Despite the myriad examples of somewhat subliminal archetypes and symbols of sexuality, Sammy, like most other normal adolescent males, saves his most passionate language for the later part of the story. Not chauvinistic, his passage describing his personal interaction with the girls is Sammy’s sample of his most lustfully laden. Although the words have an obviously intended and thinly disguised sexual undertone, Sammy’s description is far more amorous and amusing than aggressive and apoplectic a la male chauvinism:

“I uncrease the bill, tenderly as you may imagine, it just having come from between the two smoothest scoops of vanilla I had ever known were there, and pass a half and a penny into her narrow pink palm and nestle the herrings in a bag and twist its neck and hand it over, all the time thinking” (379).

Sammy is clearly likening this financial business transaction to the way he imagines a sexual act between the two of them would progress, tenderly and virginal. Are these really the words and phrases of a male chauvinist pig, or are they more likely the words of a respectful, but impassioned nineteen-year-old heterosexual male who has awakened urges to the impulses of sexual frankness?
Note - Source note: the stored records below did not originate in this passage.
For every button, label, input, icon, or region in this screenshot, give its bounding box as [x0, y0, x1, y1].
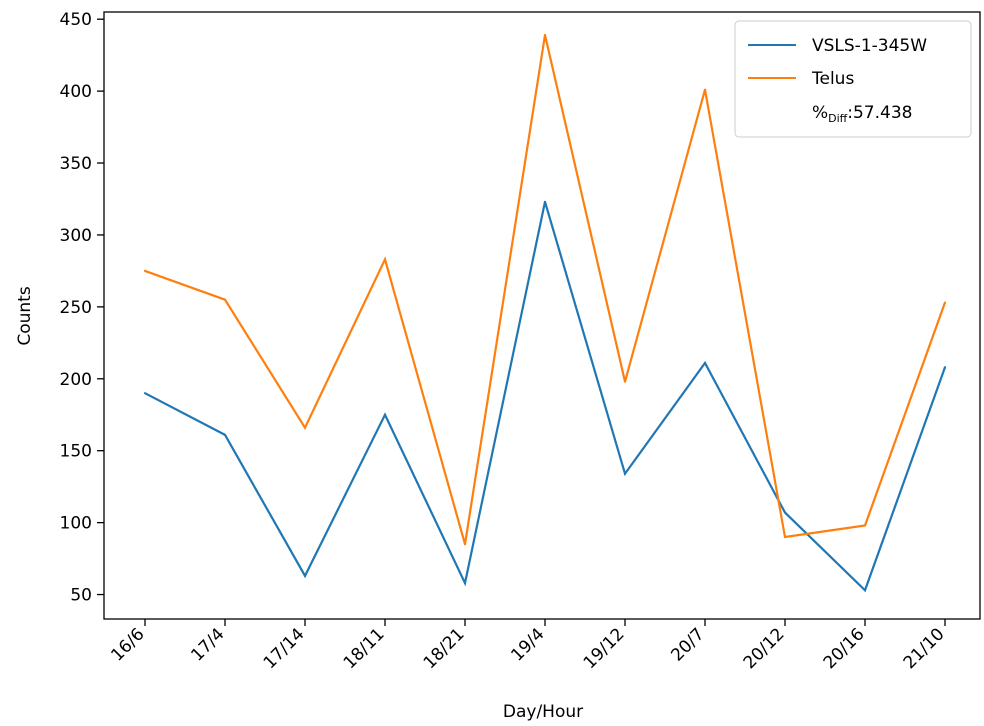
data-point: [383, 258, 387, 261]
y-tick-label: 300: [60, 226, 92, 246]
y-tick-label: 400: [60, 82, 92, 102]
data-point: [703, 361, 707, 365]
x-tick-label: 19/4: [507, 624, 548, 665]
x-tick-label: 18/21: [420, 624, 469, 673]
data-point: [543, 200, 547, 203]
data-point: [623, 380, 627, 383]
data-point: [543, 33, 547, 37]
data-point: [863, 524, 867, 527]
legend-diff-entry: %Diff:57.438: [812, 103, 912, 125]
legend-diff-value: :57.438: [847, 103, 912, 123]
x-tick-label: 17/14: [260, 624, 309, 673]
y-axis-title: Counts: [15, 286, 35, 345]
data-point: [783, 535, 787, 539]
legend-diff-subscript: Diff: [828, 112, 848, 125]
x-tick-label: 16/6: [107, 624, 148, 665]
y-tick-label: 250: [60, 298, 92, 318]
data-point: [863, 589, 867, 592]
x-axis-title: Day/Hour: [503, 702, 583, 722]
data-point: [383, 413, 387, 416]
data-point: [703, 88, 707, 91]
data-point: [783, 511, 787, 514]
data-point: [943, 301, 947, 304]
series-lines: [143, 33, 947, 593]
y-tick-label: 50: [70, 586, 92, 606]
x-tick-label: 19/12: [580, 624, 629, 673]
y-tick-label: 350: [60, 154, 92, 174]
data-point: [623, 472, 627, 475]
legend: VSLS-1-345W Telus %Diff:57.438: [734, 20, 972, 138]
y-tick-label: 150: [60, 442, 92, 462]
x-axis: 16/6 17/4 17/14 18/11 18/21 19/4 19/12 20/7 20/1…: [107, 619, 949, 673]
x-tick-label: 17/4: [187, 624, 228, 665]
x-tick-label: 20/7: [667, 624, 708, 665]
data-point: [223, 298, 227, 301]
data-point: [303, 426, 307, 429]
data-point: [303, 574, 307, 577]
y-tick-label: 450: [60, 10, 92, 30]
data-point: [463, 581, 467, 585]
data-point: [223, 433, 227, 436]
x-tick-label: 18/11: [340, 624, 389, 673]
y-tick-label: 100: [60, 514, 92, 534]
data-point: [143, 392, 147, 395]
x-tick-label: 20/16: [820, 624, 869, 673]
legend-label-vsls: VSLS-1-345W: [812, 36, 927, 56]
legend-diff-prefix: %: [812, 103, 828, 123]
y-tick-label: 200: [60, 370, 92, 390]
legend-box: [734, 20, 972, 138]
data-point: [943, 366, 947, 369]
data-point: [463, 543, 467, 546]
x-tick-label: 21/10: [900, 624, 949, 673]
x-tick-label: 20/12: [740, 624, 789, 673]
y-axis: 50 100 150 200 250 300 350 400 450: [60, 10, 104, 606]
legend-label-telus: Telus: [811, 69, 854, 89]
data-point: [143, 269, 147, 273]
The ultimate argument against calling Sammy something as decisive as a chauvinist is his decision to act as best he can on the only appropriate subject: his manager. Although he is clearly hoping that the girls will overhear his resignation from the position, and thus be deemed their “unsuspected hero” (379), Sammy does have some degree of altruism in his decision to quit as he remembers “how [Lengel] made the pretty girl blush” (380) before leaving the store in the middle of his shift. A true chauvinist would never have wanted to display some moral remonstrance of the situation. Instead, a real male chauvinist pig would have outwardly agreed with his manager’s public humiliation of the girls while silently engrossing himself in the nubile flesh he has just seen disappear around the corner.


Works Cited
Updike, John. “A&P.” Literature for Composition, 8th ed. Ed. Sylvan Barnet,
William Burto, and William E. Cain. New York: Longman, 2007. 375-380.